La represión recrudeció con el sucesor de Díaz Ordaz. En el gobierno de Luis Echeverría Álvarez, tuvo lugar uno de los periodos más lacerantes en la historia de nuestro país: la Guerra Sucia. En este tiempo se registró un aciago pasaje de violaciones sistemáticas de derechos humanos, auspiciadas desde el mismo aparato estatal en contra de insurrectos o integrantes de la oposición política. No había garantía de libertades, aunque éstas estuvieran consagradas en el texto constitucional.
En 1977, la reforma política de Jesús Reyes Heroles posibilitó la apertura del régimen, aunque el uso de la violencia como método de intimidación se continuó practicando hasta los últimos gobiernos de fin de siglo.
La pluralidad política de ambas Cámaras del Congreso de la Unión iniciada en 1997 y la alternancia del 2000, así como el ascenso al poder de la izquierda mexicana en 2018, son producto de las largas bregas que enfrentaron hombres y mujeres valientes, con vocación democrática, para frenar la cerrazón impuesta durante más de la mitad de una centuria.
Sin embargo, lamentablemente, justo en el proceso electoral de 2018 perdieron la vida 152 personas que compitieron por un puesto de elección popular, y fueron postuladas por diferentes partidos. Ello nos recuerda que el problema de la violencia, si bien ha mutado, no se ha erradicado de nuestro país.
Ciertamente, la violencia política ejercida por el régimen de mediados del siglo pasado ha sido parcialmente superada; sin embargo, nuestro país enfrenta ahora un grave problema de descomposición social, provocado, entre otras razones, por la precarización de las condiciones de vida de la gran mayoría de mexicanas y mexicanos en los últimos treinta años.
La proliferación del narcotráfico y de la delincuencia organizada responde precisamente a factores socioeconómicos que minaron considerablemente la calidad de vida de la población, sobre todo en las áreas geográficas con los mayores índices de marginación. A las desgastantes disputas por el poder político se suman las violentas disputas entre grupos delincuenciales por el control de las actividades ilícitas.

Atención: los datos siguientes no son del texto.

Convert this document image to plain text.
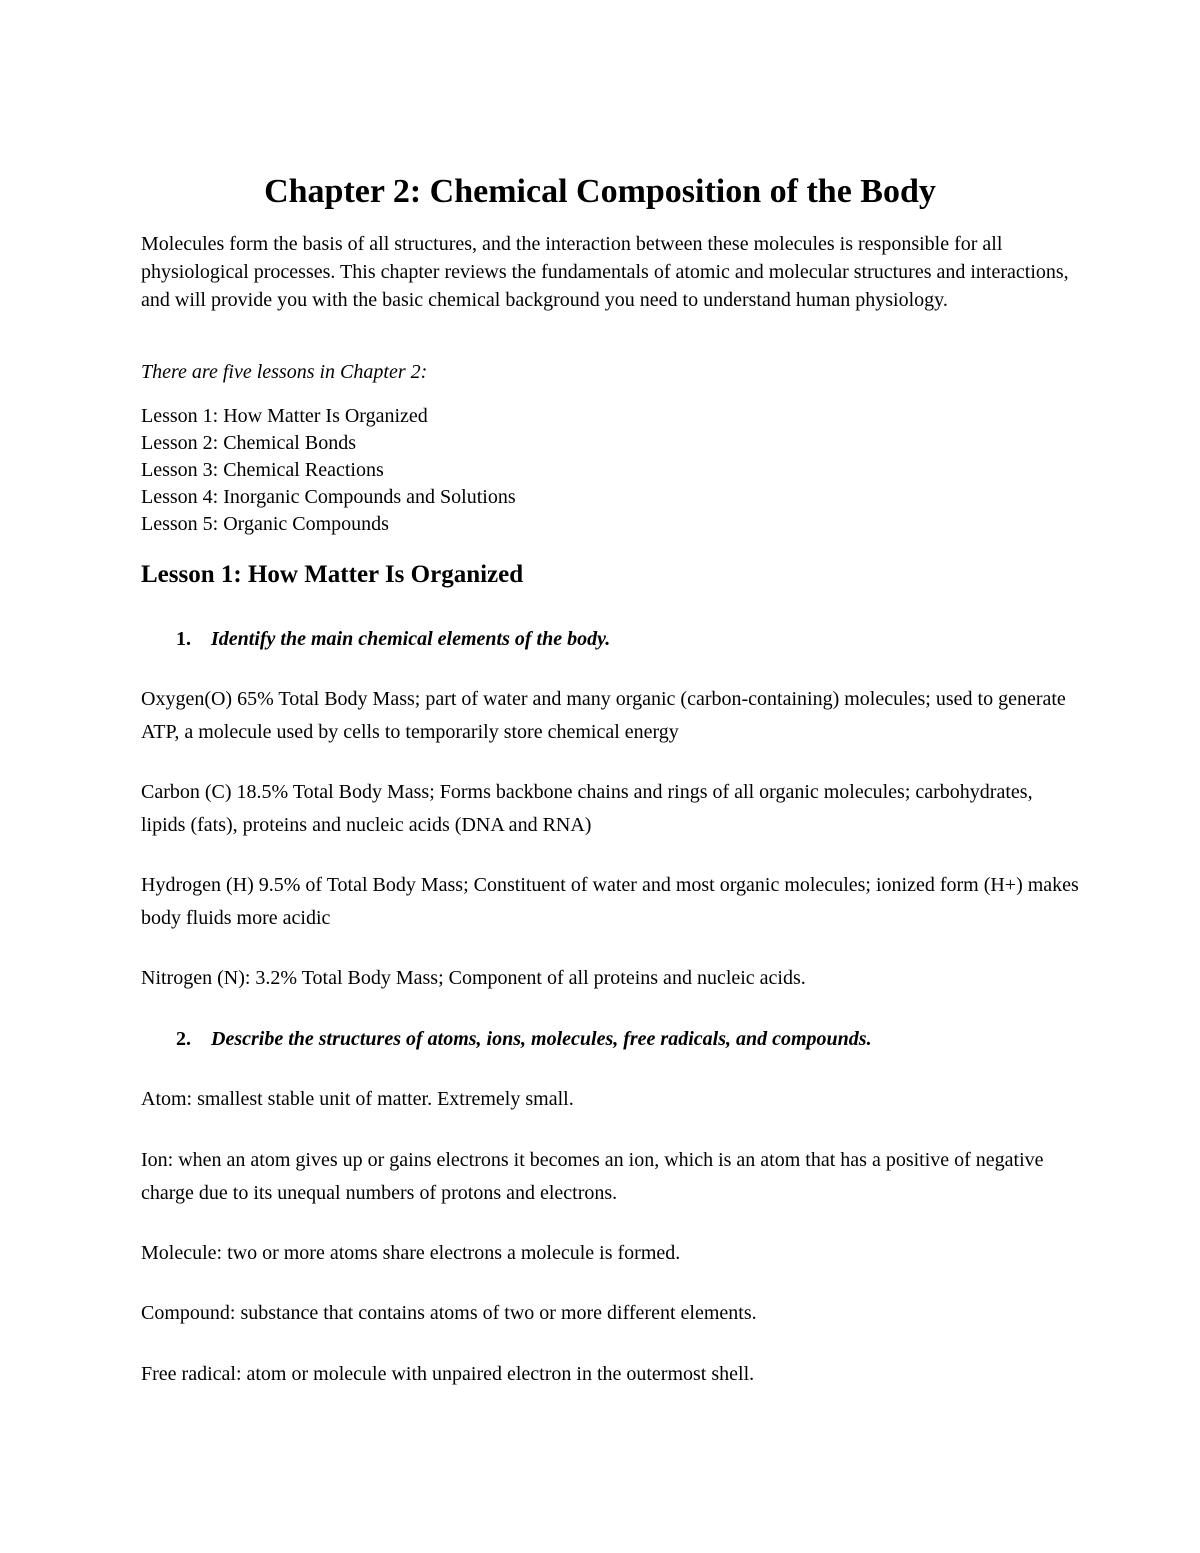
Chapter 2: Chemical Composition of the Body

Molecules form the basis of all structures, and the interaction between these molecules is responsible for all physiological processes. This chapter reviews the fundamentals of atomic and molecular structures and interactions, and will provide you with the basic chemical background you need to understand human physiology.

There are five lessons in Chapter 2:

Lesson 1: How Matter Is Organized
Lesson 2: Chemical Bonds
Lesson 3: Chemical Reactions
Lesson 4: Inorganic Compounds and Solutions
Lesson 5: Organic Compounds
Lesson 1: How Matter Is Organized

1. Identify the main chemical elements of the body.

Oxygen(O) 65% Total Body Mass; part of water and many organic (carbon-containing) molecules; used to generate ATP, a molecule used by cells to temporarily store chemical energy

Carbon (C) 18.5% Total Body Mass; Forms backbone chains and rings of all organic molecules; carbohydrates, lipids (fats), proteins and nucleic acids (DNA and RNA)

Hydrogen (H) 9.5% of Total Body Mass; Constituent of water and most organic molecules; ionized form (H+) makes body fluids more acidic

Nitrogen (N): 3.2% Total Body Mass; Component of all proteins and nucleic acids.

2. Describe the structures of atoms, ions, molecules, free radicals, and compounds.

Atom: smallest stable unit of matter. Extremely small.

Ion: when an atom gives up or gains electrons it becomes an ion, which is an atom that has a positive of negative charge due to its unequal numbers of protons and electrons.

Molecule: two or more atoms share electrons a molecule is formed.

Compound: substance that contains atoms of two or more different elements.

Free radical: atom or molecule with unpaired electron in the outermost shell.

Gran parte de la espiral de violencia que hoy se sufre en el país responde a la llamada “guerra contra el narcotráfico” iniciada hace más de una década, iniciativa que careció de una estrategia congruente y que sólo consiguió evidenciar que las instituciones del Estado mexicano habían sido penetradas profundamente por organizaciones delictivas de presencia nacional e internacional, y cuya capacidad operativa había logrado rebasar a las instituciones de seguridad locales y federales.

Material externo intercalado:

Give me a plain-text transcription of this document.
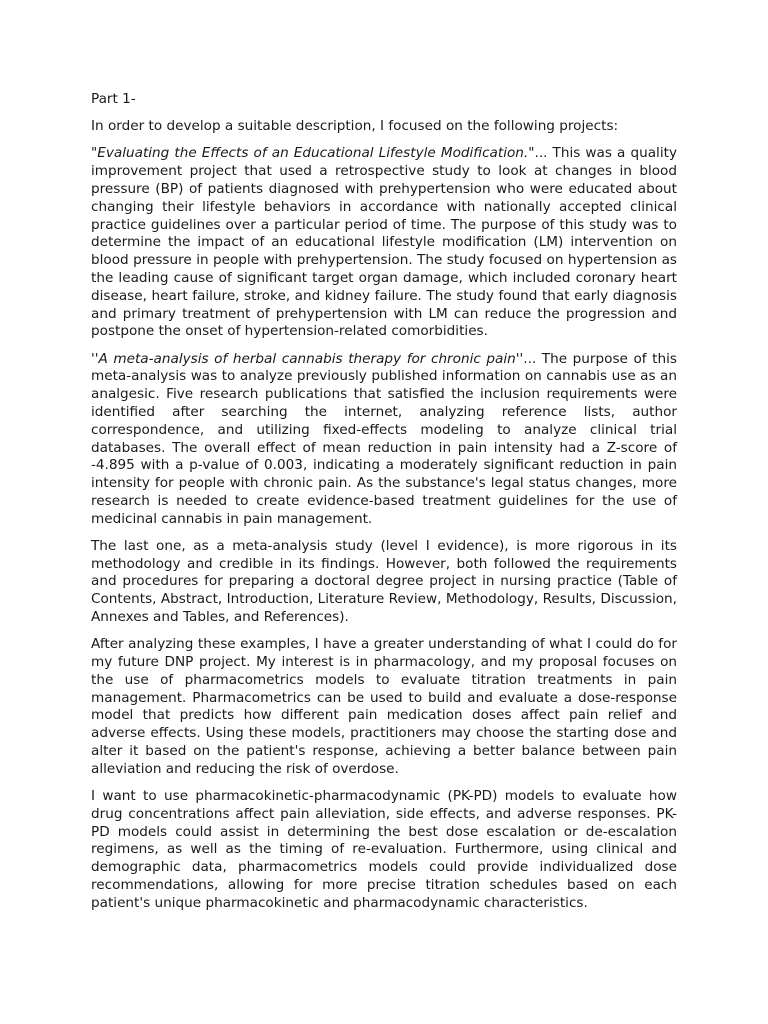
Part 1-

In order to develop a suitable description, I focused on the following projects:

"Evaluating the Effects of an Educational Lifestyle Modification."... This was a quality improvement project that used a retrospective study to look at changes in blood pressure (BP) of patients diagnosed with prehypertension who were educated about changing their lifestyle behaviors in accordance with nationally accepted clinical practice guidelines over a particular period of time. The purpose of this study was to determine the impact of an educational lifestyle modification (LM) intervention on blood pressure in people with prehypertension. The study focused on hypertension as the leading cause of significant target organ damage, which included coronary heart disease, heart failure, stroke, and kidney failure. The study found that early diagnosis and primary treatment of prehypertension with LM can reduce the progression and postpone the onset of hypertension-related comorbidities.

''A meta-analysis of herbal cannabis therapy for chronic pain''... The purpose of this meta-analysis was to analyze previously published information on cannabis use as an analgesic. Five research publications that satisfied the inclusion requirements were identified after searching the internet, analyzing reference lists, author correspondence, and utilizing fixed-effects modeling to analyze clinical trial databases. The overall effect of mean reduction in pain intensity had a Z-score of -4.895 with a p-value of 0.003, indicating a moderately significant reduction in pain intensity for people with chronic pain. As the substance's legal status changes, more research is needed to create evidence-based treatment guidelines for the use of medicinal cannabis in pain management.

The last one, as a meta-analysis study (level I evidence), is more rigorous in its methodology and credible in its findings. However, both followed the requirements and procedures for preparing a doctoral degree project in nursing practice (Table of Contents, Abstract, Introduction, Literature Review, Methodology, Results, Discussion, Annexes and Tables, and References).

After analyzing these examples, I have a greater understanding of what I could do for my future DNP project. My interest is in pharmacology, and my proposal focuses on the use of pharmacometrics models to evaluate titration treatments in pain management. Pharmacometrics can be used to build and evaluate a dose-response model that predicts how different pain medication doses affect pain relief and adverse effects. Using these models, practitioners may choose the starting dose and alter it based on the patient's response, achieving a better balance between pain alleviation and reducing the risk of overdose.

I want to use pharmacokinetic-pharmacodynamic (PK-PD) models to evaluate how drug concentrations affect pain alleviation, side effects, and adverse responses. PK-PD models could assist in determining the best dose escalation or de-escalation regimens, as well as the timing of re-evaluation. Furthermore, using clinical and demographic data, pharmacometrics models could provide individualized dose recommendations, allowing for more precise titration schedules based on each patient's unique pharmacokinetic and pharmacodynamic characteristics.
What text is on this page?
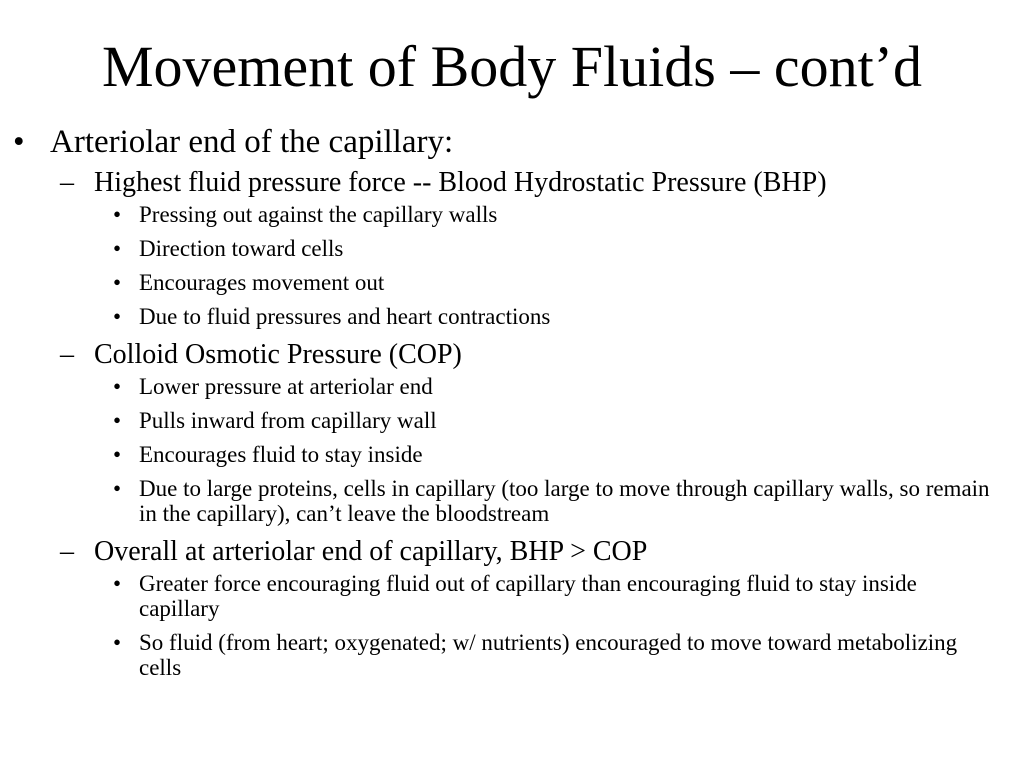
Movement of Body Fluids – cont’d
• Arteriolar end of the capillary:
– Highest fluid pressure force -- Blood Hydrostatic Pressure (BHP)
• Pressing out against the capillary walls
• Direction toward cells
• Encourages movement out
• Due to fluid pressures and heart contractions
– Colloid Osmotic Pressure (COP)
• Lower pressure at arteriolar end
• Pulls inward from capillary wall
• Encourages fluid to stay inside
• Due to large proteins, cells in capillary (too large to move through capillary walls, so remain in the capillary), can’t leave the bloodstream
– Overall at arteriolar end of capillary, BHP > COP
• Greater force encouraging fluid out of capillary than encouraging fluid to stay inside capillary
• So fluid (from heart; oxygenated; w/ nutrients) encouraged to move toward metabolizing cells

La actual violencia social de nuestro país tiene raíces profundas en la desigualdad y ha utilizado como combustible la impunidad. La violencia política que pervive en México viene a potenciar, como turbocarburante, el clima de inseguridad e inestabilidad que amenaza al Estado de Derecho.
Ha quedado de manifiesto que el poder político no está disociado de los intereses de particulares que, en muchas ocasiones, están coludidos con los grupos delictivos de sus demarcaciones.
Las y los mexicanos estamos, quizá, frente al reto contemporáneo más importante: erradicar la violencia política y atender la violencia social. Se debe buscar, en esencia, civilizar al México que busca satisfacer sus propias necesidades por encima del Estado de derecho. Un reto a la altura de aquellas y aquellos jóvenes valientes que enfrentaron un régimen cerrado y represor en 1968.